Tüm ailede haklı bir gurur, baba Yavuz İskenderoğlu’nda bitmeyen bir enerji, markanın globalleşme planlarını hazırlayan oğullarda ise bu mirasın sorumluluğu ve motivasyonunu gözlemledim.
Sohbetimize başlamadan önce 17 yy.’dan kalma tarihi İskenderoğlu konağındaki mutfağa indik.
Mutfakta öğrendim ki kebap etleri Karacabey’deki aile çiftliğinde yetiştirilen kuzulardan geliyormuş.
Yoğurtlar Bursa’da özel bir imalathanedeki tavalarda üretiliyor, sosuna lezzet veren domatesler Kütahya Simav’dan, patlıcanlar ise Urfa Birecik’ten sağlanıyormuş.
Kebabın tereyağı ise Ezine bölgesinden toplanan keçi sütü kremasından, yine Bursa’da üretiliyormuş. Kısacası her bir kebapta muazzam bir emek ve buram buram Türkiye var.

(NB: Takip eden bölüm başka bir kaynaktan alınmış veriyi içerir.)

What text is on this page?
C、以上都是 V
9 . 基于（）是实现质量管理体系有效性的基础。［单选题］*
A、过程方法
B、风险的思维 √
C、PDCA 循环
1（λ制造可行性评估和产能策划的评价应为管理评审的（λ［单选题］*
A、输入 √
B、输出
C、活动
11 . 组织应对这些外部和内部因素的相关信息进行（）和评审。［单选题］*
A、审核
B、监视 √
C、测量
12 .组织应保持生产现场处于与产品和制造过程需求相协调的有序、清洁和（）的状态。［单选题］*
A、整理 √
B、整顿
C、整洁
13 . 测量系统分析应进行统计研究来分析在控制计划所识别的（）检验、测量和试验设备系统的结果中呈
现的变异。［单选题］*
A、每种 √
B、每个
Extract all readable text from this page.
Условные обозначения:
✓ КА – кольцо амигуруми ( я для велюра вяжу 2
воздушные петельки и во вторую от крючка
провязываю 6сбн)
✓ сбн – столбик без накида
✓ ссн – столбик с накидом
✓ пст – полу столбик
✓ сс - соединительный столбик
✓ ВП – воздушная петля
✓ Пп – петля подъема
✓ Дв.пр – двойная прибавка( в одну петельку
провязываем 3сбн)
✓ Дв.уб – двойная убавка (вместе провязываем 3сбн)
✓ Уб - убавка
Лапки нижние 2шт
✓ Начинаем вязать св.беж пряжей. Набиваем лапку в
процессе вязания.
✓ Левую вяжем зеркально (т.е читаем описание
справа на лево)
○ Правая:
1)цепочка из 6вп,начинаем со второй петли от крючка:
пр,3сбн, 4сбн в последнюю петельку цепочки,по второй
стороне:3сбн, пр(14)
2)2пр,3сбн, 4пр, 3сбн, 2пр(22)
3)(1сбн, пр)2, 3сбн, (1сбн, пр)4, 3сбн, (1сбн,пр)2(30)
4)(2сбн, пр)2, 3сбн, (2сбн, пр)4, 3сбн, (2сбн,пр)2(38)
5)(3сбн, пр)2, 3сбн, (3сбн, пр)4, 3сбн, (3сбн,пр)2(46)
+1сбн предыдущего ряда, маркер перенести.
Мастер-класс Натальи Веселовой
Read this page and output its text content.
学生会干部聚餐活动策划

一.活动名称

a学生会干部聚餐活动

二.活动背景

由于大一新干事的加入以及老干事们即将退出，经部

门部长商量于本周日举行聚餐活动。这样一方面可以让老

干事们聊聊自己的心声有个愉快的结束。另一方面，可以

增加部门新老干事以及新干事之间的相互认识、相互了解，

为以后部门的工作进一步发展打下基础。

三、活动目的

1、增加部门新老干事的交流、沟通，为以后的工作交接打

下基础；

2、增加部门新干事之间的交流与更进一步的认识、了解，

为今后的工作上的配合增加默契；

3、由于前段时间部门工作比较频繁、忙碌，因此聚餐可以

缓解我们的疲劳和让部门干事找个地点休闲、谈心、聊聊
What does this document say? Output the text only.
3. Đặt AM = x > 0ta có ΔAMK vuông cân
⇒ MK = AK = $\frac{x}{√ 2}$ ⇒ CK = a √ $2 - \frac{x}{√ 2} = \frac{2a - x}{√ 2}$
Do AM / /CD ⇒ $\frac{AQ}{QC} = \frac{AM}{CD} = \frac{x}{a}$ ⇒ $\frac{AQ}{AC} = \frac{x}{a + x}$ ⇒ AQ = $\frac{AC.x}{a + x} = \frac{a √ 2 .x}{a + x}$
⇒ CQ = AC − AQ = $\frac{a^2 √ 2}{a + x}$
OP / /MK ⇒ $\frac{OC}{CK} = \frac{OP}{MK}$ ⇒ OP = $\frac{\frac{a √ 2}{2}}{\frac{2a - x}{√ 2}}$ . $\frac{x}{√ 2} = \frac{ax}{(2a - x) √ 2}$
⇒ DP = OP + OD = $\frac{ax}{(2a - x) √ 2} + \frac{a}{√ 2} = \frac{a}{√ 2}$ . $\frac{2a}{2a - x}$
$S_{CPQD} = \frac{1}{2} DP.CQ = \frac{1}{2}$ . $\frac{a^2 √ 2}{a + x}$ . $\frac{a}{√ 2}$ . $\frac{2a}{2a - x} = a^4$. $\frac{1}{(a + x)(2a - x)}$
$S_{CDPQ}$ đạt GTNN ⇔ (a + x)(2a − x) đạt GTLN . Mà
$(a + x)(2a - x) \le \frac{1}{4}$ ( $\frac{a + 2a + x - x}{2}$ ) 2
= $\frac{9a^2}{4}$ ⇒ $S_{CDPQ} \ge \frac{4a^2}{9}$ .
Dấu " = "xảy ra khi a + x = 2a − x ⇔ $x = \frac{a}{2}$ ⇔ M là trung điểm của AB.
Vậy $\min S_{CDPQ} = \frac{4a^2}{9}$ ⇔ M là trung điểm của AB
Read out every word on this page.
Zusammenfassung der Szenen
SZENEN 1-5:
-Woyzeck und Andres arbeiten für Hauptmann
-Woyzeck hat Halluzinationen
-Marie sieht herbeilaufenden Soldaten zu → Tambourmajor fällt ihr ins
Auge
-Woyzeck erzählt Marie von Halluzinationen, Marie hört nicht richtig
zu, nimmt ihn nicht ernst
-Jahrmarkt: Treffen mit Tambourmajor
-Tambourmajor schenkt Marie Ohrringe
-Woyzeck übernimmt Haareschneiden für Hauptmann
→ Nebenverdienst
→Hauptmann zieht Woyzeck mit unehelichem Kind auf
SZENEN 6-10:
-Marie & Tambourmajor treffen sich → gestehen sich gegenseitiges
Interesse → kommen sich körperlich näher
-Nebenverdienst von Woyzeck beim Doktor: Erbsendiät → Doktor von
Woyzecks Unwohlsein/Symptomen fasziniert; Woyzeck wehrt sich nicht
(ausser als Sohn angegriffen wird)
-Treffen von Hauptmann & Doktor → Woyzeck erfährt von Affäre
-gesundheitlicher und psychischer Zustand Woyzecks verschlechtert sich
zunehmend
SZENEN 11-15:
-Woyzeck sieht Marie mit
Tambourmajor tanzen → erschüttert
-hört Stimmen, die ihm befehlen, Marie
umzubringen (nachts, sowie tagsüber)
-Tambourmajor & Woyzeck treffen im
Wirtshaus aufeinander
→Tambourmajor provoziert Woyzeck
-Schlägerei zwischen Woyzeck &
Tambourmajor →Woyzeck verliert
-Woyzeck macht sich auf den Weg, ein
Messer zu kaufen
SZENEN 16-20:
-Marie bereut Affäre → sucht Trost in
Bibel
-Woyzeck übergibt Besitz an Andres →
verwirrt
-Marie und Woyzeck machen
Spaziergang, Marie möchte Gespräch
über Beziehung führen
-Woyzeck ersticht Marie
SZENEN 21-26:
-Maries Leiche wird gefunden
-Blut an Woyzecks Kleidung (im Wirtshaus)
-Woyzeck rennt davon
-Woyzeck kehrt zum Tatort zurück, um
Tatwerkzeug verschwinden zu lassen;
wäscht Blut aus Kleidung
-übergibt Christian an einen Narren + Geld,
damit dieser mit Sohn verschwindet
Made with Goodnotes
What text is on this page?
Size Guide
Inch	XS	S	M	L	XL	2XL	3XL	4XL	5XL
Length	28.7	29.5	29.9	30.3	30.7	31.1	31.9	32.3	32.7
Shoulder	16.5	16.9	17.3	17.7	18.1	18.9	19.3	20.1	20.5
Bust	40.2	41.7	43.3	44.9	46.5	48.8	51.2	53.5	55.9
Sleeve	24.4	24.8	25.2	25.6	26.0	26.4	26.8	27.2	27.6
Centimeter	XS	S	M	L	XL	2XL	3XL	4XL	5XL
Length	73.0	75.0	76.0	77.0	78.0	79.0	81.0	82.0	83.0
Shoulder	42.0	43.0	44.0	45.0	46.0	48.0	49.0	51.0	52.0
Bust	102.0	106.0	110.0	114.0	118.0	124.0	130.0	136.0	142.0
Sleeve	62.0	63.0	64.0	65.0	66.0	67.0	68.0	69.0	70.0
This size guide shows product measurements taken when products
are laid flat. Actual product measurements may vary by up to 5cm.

TÜRK GASTRONOMİSİNİN YOLU UZUN
Türkiye’de İskender kebabının tescilli mucidi olarak kabul edilen büyük dedelerin mirasını bu yüzyıla taşıyan ailenin, birçok yurtdışı şube teklifine yıllardır hayır dedikten sonra önümüzdeki yıl Londra’da ilk yurtdışı şubelerini açmayı planladıklarını öğrendim.
Londra’daki planlarına ve Türk gastronomi markalarının globalleşmesine dair sohbet ettiğimiz Yavuz İskenderoğlu “Türk gastronomisinin globalleşmesi için önce markaları koruyan yerel kanunların geliştirilmesi şart. Ardından ise global bir vizyon, cesaret ve sabır gerekiyor. Türk gastronomisinin yolu uzun. Daha yapacak çok işimiz var. İtalyanlar pizzayı yanında şarapla konumlarken, biz kendi pizzamız diyebileceğimiz lahmacunu ayranla konumluyoruz. Gastronomi değerlerimizi konumlarken ve pazarlarken hatalar yapıyoruz. Oysaki Türk mutfağı bundan çok daha fazlasını hak ediyor” dedi.
Katılmamak elde değil.
Bakalım tarihi markanın ve İskender kebabının globalleşme yolculuğu nasıl devam edecek.
Sofradaki leopar
Londra ve gastronomi demişken... Türkiye’nin global gastronomi oyuncularından D-reams’in yeni markası Il Gattopardo restoranın ilk şubesinin Londra’daki açılışına katıldım.
Açılışta İngiliz cemiyet hayatından isimlerin yanında Doğuş Holding Yeme-İçme, Turizm ve Perakende Grubu Yönetim Kurulu Başkanı ve CEO’su Eryiğit Umur ve şirket yöneticileri ile Doğuş Grubu Yönetim Kurulu Başkanı Ferit Şahenk’in eşi Dianne Şahenk ve kızları Defne Şahenk de vardı.
1950’lerin İtalyan çizgilerini yansıtan, üyelikli bir kulüp havasıyla da Londra sosyal hayatına uyum sağlayan mekanı dengeli bir tasarımda buldum.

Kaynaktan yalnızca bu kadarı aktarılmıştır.